During lockdown the Waterford Great Parchment Book (1356-1649) was chosen for inclusion in the prestigious Irish Script on Screen project and now all 450 pages are available worldwide on www.isos.dias.ie.
To celebrate Waterford Treasures wanted to have a Great Calligraphy Festival, Celebrating the Art of Writing in Waterford. Thanks to funding from Creative Ireland/ Waterford this has come to fruition and Waterford Treasures will also put a ‘Turning the Page’ interactive into the gallery where the Book is displayed, with translations, thanks to the late Dr Niall Byrne and his family.
The Great Calligraphy Festival, Celebrating the Art of Writing in Waterford will be both online and in-person.
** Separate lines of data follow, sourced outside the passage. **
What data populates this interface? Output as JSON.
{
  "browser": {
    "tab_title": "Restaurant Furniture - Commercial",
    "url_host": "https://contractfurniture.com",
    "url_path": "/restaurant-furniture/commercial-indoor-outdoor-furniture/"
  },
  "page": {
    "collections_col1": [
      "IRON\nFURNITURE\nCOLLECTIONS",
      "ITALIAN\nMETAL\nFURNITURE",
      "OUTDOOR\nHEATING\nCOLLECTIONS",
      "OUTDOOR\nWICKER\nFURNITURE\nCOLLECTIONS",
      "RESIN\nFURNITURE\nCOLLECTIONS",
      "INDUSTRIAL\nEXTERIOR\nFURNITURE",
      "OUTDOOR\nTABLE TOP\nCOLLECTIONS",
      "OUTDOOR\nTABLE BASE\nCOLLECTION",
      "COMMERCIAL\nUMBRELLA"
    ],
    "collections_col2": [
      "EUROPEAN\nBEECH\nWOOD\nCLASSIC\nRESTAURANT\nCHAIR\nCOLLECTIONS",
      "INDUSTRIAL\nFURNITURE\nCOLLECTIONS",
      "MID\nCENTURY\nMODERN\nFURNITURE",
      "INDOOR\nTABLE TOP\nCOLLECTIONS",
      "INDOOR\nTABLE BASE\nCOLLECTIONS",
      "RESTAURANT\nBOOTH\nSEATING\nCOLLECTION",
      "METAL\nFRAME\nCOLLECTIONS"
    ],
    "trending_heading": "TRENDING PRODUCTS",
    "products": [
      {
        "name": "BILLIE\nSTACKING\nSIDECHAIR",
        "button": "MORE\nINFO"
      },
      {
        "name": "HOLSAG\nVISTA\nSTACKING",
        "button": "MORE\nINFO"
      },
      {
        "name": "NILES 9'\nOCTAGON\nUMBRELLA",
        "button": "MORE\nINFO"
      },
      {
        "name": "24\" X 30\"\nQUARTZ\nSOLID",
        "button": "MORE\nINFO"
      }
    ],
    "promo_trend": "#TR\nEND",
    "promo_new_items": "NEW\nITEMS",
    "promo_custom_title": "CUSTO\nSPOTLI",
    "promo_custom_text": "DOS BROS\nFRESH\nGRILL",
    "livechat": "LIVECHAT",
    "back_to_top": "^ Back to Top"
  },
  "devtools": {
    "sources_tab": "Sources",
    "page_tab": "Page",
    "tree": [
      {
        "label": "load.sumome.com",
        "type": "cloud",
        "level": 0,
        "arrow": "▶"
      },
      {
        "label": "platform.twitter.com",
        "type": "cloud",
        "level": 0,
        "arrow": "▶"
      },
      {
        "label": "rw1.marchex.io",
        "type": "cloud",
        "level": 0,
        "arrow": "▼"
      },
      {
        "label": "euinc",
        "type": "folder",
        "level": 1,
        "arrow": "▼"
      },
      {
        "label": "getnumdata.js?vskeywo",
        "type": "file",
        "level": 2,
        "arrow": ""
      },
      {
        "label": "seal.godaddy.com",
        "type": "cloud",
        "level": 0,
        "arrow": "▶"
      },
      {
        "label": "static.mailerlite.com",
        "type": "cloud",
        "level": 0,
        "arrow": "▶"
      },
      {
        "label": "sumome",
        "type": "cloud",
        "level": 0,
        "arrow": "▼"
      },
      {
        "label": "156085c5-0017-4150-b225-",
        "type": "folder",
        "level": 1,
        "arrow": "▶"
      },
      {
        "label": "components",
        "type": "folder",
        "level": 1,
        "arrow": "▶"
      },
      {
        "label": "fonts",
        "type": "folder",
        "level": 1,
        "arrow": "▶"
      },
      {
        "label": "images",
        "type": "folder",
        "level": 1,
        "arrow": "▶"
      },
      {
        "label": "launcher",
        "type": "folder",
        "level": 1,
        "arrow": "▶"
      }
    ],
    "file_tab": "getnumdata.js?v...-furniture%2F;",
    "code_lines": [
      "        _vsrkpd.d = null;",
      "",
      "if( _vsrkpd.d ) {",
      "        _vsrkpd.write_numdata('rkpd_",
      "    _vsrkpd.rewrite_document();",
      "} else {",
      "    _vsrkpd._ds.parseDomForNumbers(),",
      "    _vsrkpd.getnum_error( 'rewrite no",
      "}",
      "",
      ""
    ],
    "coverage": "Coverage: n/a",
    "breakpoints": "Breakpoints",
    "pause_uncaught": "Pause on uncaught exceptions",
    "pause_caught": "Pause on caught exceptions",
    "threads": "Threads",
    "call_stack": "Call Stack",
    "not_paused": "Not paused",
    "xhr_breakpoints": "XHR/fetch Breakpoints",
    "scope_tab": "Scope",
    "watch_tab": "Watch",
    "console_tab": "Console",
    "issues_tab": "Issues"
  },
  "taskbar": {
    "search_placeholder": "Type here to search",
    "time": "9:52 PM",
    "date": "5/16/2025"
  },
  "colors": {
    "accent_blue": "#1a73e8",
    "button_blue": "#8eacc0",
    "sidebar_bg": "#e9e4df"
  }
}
Videos, tutorials and inspirational pieces by the world famous calligrapher Denis Brown are available on Waterford Treasures YouTube channel and other social media. Exploring the Great Parchment Book and teaching about writing and book production, Denis will also teach Gothic script, the one used in the Parchment Book and a small number of people will participate in an in-person workshop on 23rd September.
Rosemary Ryan of Waterford Treasures commented, ‘The Waterford Great Parchment Book is a unique source for how a great medieval city operated in the Middle Ages. Thanks to funding by Creative Ireland/Waterford we can now explore its content and actual production. Who actually were the guys who did the writing? Since they couldn’t buy online or in the stationery shop how did they get their ink and quills and vellum? The Book is now online thanks to the Dublin Institute of Advanced Studies and our Festival will celebrate the Art of Writing in Waterford. Please join us!’
The Great Parchment Book is a Waterford Council record and covers 300 years in Waterford’s story 1356-1649, ending abruptly with Oliver Cromwell at the gates. It is written in Latin, French and English and is the earliest use of English for city records in Ireland. From it we learn lots of vivid detail of life in medieval Waterford, for example that plague killed 2,256 people in the year September 1603 to September 1604. August was a particularly bad month with 116 deaths weekly. The city officials realised that the disease was being spread by soldiers of the garrison, who were raiding the houses of the dead at night to steal their clothes and goods. The successful measures enacted to stop this pilfering make fascinating reading.
Rosemary added, ‘We would love the whole of Waterford to be writing together…students, schools, Friends of the Museum, graphic companies, would-be calligraphers everywhere, to celebrate the Art of Writing in Waterford. Any self-respecting Goth needs to be able to write in Gothic script! Sharpen up your quills, make your ink, purchase your parchment, and make your mark! Learning to write is an amazing achievement! We may not write as much as we used to but we are still very influenced by scripts, fonts, and typefaces. Before Gutenberg’s printing press in Europe about AD1450 they had to handwrite every document and book. Printing changed the world!’